O foco mecânico mantém-se nesta relação entre a personagem e o seu barco, com cada ação e movimento a serem controlados individualmente pelo jogador. Com várias melhorias à nossa disposição, que surgem progressivamente ao longo da campanha – e a um ritmo satisfatório, ainda mais para uma campanha curta –, Far: Changing Tides apresenta-se com uma alma de gestão ao obrigar-nos a realizar todas as tarefas necessárias para fazermos algo tão simples como andarmos para a frente. Temos, por exemplo, de alçar o mastro, mas também prender as velas e controlar a sua direção para aumentarmos a velocidade do barco. Se quisermos parar, temos de repetir estas ações, mas no inverso, criando situações de tensão ao vermos um obstáculo a aproximar-se ou a deparar-nos com um dos inúmeros recursos espalhados pelo mar – que são absolutamente necessários para manter o motor a funcionar.
Com o avançar da campanha, desbloqueamos também um motor a carvão, que temos não só de encher com lenha e recursos, como também bombear com ar para manter a chama acesa e controlar a direção do barco à medida que ganhamos tração contras as ondas de uma tempestade. Estas partes, que funcionam individualmente, também são alvos de danos, que podem surgir de formas tão simples como uma ponte que derruba o mastro do barco – ou a exaustão do motor, que sobreaquece sempre que puxamos por si –, prejudicando o funcionamento do nosso barco até ser necessário mudarmos de estratégia ou arranjarmos uma forma de restaurarmos as suas funcionalidades.

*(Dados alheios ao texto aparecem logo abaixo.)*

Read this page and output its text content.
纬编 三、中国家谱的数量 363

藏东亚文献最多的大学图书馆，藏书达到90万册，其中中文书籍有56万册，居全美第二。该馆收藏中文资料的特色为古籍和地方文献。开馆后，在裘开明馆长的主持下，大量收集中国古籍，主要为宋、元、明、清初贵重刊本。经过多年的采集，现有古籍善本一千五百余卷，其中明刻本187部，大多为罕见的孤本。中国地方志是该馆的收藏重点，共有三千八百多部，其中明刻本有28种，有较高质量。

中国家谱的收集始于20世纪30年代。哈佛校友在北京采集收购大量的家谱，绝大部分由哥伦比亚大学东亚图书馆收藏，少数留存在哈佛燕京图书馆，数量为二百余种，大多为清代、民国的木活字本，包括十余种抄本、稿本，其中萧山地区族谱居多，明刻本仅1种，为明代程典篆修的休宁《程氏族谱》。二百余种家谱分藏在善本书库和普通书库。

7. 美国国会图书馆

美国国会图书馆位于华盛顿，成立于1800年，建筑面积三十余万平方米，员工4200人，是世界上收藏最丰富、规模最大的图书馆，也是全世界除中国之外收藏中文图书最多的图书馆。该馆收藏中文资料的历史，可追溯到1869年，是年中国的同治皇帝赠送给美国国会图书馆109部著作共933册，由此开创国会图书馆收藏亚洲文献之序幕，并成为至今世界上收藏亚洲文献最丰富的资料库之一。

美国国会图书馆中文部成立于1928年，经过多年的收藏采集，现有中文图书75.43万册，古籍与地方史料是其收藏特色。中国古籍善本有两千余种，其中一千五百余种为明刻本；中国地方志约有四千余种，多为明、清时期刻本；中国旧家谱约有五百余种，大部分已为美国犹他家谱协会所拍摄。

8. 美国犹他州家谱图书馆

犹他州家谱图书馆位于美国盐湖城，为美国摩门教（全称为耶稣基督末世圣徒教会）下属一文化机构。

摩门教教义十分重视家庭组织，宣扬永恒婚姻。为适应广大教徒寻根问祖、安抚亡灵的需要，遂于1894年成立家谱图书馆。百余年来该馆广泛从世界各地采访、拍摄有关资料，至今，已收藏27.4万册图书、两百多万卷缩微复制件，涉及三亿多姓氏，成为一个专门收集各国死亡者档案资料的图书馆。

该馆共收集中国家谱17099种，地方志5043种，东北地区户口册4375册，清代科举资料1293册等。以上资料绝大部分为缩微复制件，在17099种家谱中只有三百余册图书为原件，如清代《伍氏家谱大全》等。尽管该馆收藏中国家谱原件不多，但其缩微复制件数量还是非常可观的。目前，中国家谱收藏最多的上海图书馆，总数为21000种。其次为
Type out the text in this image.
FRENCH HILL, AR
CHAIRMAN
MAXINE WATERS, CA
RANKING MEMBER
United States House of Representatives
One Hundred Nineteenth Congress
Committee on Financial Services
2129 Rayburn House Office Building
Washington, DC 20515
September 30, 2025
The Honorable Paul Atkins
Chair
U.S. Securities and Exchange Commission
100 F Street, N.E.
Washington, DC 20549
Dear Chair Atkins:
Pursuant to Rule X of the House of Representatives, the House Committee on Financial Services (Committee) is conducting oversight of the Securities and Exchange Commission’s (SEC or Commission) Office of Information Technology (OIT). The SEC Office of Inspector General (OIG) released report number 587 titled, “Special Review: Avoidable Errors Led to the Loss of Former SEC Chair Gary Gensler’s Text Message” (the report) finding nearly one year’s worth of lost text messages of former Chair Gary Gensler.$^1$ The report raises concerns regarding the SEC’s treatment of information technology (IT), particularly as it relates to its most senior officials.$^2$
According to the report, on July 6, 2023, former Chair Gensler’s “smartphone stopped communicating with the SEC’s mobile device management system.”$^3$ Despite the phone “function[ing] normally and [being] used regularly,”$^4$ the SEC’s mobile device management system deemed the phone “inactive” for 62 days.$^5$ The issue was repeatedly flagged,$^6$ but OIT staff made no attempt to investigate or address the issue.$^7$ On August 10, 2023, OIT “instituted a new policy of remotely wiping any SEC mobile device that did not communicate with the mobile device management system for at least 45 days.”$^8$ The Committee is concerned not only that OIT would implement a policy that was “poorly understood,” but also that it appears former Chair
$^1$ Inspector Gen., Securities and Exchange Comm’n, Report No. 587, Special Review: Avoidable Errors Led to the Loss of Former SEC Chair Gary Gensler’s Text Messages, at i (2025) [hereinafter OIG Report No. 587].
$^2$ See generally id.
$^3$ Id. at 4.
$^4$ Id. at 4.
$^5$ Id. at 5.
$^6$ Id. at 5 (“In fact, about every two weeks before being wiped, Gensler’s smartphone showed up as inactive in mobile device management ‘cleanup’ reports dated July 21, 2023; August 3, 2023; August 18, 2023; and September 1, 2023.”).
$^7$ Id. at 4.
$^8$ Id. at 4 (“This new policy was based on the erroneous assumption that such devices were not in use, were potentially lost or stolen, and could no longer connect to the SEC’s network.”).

Cria-se assim um ritmo entre a manutenção e manuseamento do barco, que são intercalados por momentos de exploração e puzzles, onde é importante compreender o funcionamento das suas partes para conseguirmos continuarmos na nossa viagem. Far: Changing Tides peca por repetir a estrutura dos seus desafios e tornar algo cansativa a forma como somos obrigados a repetir as mesmas ações várias vezes. Mas quando as peças encaixam, com a banda sonora a cortar o silêncio e o som das ondas – pontuando os momentos mais dramáticos e esperançosos da campanha – e o barco a ganhar velocidade contra todas as adversidades, sentimos finalmente o foco que a Okomotive tanto almejou. A gestão do barco transforma-se também numa rotina, tal e qual um lar, onde passamos a saber o que fazer até a um nível microscópico, onde basta desacelerar um pouco e alterar a direção para conseguirmos fazer o barco subir para a superfície sem bater contra nenhum obstáculo. Este controlo só surge através da familiaridade e a Okomotive consegue atingi-la ao colocar todo o seu foco nas mecânicas em torno do barco, sem grandes distrações que desvirtuem a experiência.
Entre lançamentos de renomes, de exclusivos, de show offs gráficos e de regressos há muito aguardados, encontramos projetos munidos de uma enorme força emocional. Far: Changing Tides é um desses exemplos, um jogo que se escreve entre o silêncio da sua narrativa e que se constrói sobre uma base mecânica sólida e emocionalmente reverberante ao longo das suas cinco horas. É um compromisso ao seu foco interativo e é isso que o torna tão interessante entre os mais recentes lançamentos.
Cópia para análise (versão PlayStation 5) cedida pela Heaven Media.